I can then see it in a list when I run the following.
docker images
From the student repo I run:
docker run --rm -it \
-u "$(id -u)":"$(id -g)" \
-v "$PWD":/work -w /work \
--cpus=2 --memory=2g --pids-limit=512 \
student-runner
…and that drops me into a command prompt with access to everything.
First problem
Within Docker, I don’t have the .git_credentials file I’m used to using:
I have NO name!@8e3781802994:/work/AS$ git pull
hint: Pulling without specifying how to reconcile divergent branches is
hint: discouraged. You can squelch this message by running one of the following
hint: commands sometime before your next pull:
hint:
hint: git config pull.rebase false # merge (the default strategy)

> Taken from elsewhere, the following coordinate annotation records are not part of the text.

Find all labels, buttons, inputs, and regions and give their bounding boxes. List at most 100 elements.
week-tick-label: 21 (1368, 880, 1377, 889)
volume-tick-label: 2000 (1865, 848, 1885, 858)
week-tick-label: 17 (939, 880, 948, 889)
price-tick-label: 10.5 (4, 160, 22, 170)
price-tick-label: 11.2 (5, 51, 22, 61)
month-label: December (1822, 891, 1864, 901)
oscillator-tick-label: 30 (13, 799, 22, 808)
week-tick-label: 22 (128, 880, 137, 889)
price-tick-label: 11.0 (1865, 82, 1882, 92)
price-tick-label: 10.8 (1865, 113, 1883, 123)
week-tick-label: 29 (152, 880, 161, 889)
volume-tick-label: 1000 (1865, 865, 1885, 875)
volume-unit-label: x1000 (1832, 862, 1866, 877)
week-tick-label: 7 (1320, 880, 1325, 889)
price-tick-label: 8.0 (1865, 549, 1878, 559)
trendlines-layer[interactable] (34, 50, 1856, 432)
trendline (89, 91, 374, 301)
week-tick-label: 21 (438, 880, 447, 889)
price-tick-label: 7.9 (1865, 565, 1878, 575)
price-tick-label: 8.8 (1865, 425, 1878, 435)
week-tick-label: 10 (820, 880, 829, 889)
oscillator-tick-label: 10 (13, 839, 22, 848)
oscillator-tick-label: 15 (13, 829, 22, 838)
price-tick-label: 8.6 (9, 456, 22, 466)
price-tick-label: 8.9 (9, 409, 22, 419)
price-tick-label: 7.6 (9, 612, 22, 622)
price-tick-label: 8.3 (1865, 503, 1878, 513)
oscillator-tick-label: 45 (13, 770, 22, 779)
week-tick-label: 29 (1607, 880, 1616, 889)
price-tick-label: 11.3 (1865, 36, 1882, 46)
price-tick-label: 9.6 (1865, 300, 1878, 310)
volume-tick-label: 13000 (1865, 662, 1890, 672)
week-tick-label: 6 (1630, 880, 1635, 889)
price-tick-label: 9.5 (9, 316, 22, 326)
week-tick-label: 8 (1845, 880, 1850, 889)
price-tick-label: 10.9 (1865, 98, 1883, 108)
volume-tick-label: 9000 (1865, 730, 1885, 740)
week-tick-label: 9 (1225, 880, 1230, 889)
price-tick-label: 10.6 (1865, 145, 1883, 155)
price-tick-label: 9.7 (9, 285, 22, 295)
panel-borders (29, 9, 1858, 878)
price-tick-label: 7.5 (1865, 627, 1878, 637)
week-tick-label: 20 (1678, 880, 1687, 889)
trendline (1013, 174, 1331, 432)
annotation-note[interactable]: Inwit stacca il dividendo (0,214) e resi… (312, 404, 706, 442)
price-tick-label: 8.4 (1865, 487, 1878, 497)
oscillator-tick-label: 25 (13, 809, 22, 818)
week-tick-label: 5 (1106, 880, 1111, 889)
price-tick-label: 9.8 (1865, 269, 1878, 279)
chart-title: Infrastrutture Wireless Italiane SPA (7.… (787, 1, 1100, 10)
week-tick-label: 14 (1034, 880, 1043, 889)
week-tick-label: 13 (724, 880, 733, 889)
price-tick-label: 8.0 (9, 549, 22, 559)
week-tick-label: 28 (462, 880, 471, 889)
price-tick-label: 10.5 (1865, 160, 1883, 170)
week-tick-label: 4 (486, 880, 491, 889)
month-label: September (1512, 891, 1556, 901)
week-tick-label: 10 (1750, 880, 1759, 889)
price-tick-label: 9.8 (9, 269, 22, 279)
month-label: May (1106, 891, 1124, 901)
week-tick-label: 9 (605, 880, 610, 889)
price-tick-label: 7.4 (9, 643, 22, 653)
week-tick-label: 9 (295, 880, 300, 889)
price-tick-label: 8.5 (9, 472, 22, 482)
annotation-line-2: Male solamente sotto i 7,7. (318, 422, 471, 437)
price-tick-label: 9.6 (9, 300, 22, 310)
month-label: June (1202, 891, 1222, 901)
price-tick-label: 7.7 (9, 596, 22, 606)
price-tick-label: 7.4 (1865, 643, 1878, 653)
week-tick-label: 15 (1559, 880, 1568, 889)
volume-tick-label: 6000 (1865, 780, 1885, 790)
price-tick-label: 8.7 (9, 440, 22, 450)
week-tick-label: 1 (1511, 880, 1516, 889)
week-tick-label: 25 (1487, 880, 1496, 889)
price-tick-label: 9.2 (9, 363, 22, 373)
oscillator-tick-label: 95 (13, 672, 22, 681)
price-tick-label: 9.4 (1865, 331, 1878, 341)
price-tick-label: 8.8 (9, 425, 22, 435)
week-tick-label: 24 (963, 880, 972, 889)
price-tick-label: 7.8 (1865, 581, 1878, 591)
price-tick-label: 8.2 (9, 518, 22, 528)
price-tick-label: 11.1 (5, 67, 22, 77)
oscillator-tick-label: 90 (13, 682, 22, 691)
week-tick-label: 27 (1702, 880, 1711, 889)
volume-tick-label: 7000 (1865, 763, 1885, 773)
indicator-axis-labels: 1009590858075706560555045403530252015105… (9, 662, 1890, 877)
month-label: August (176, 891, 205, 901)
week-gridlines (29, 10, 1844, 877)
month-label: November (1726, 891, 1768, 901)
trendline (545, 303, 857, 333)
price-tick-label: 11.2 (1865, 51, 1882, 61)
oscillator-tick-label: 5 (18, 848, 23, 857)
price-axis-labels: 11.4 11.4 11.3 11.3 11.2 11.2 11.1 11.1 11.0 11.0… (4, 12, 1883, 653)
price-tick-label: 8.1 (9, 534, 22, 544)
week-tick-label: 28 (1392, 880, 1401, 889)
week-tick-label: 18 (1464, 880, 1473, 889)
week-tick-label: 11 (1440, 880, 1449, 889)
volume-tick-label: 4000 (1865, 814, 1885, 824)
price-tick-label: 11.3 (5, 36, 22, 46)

hint: git config pull.rebase true # rebase
hint: git config pull.ff only # fast-forward only
hint:
hint: You can replace "git config" with "git config --global" to set a default
hint: preference for all repositories. You can also pass --rebase, --NO-rebase,
hint: or --ff-only on the command line to override the configured default per
hint: invocation.
Username for 'https://gitlab.cim.rhul.ac.uk':
…but also I don’t want credentials within the image. I understand that the way of handling this is to do one Docker run that includes the credentials file (below) to do the git pulls, and then another invocation without those files (and indeed possibly without network access) to actually execute the code.
docker run --rm -it \
-u "$(id -u)":"$(id -g)" \
-e HOME=/home/runner \
-v "$HOME/.gitconfig":/home/runner/.gitconfig:ro \
-v "$HOME/.git-credentials":/home/runner/.git-credentials:ro \
-v "$PWD":/work -w /work \
student-runner
That’s enough for my purposes this far in the project cycle (the students are reading papers and haven’t started code in earnest yet). Later on I’ll have to do lots of modifications to cope with various websites and servers and VMs-within-VMs and the list. I’ll add those as I go.
I definitely think I’m only scratching the surface of what I should do here.
TODO
- look into running this on my tower PC rather than my laptop - there’s a decent amount of CPU power needed.
- look into how I might be able to use some of this within the context of eQuality Time projects - particularly in terms of hosting projects.
- I’ve belatedly realised that if I’m going to have different docker runs for doing the git admin and the execution, then I could do the git admin outside of Docker entirely.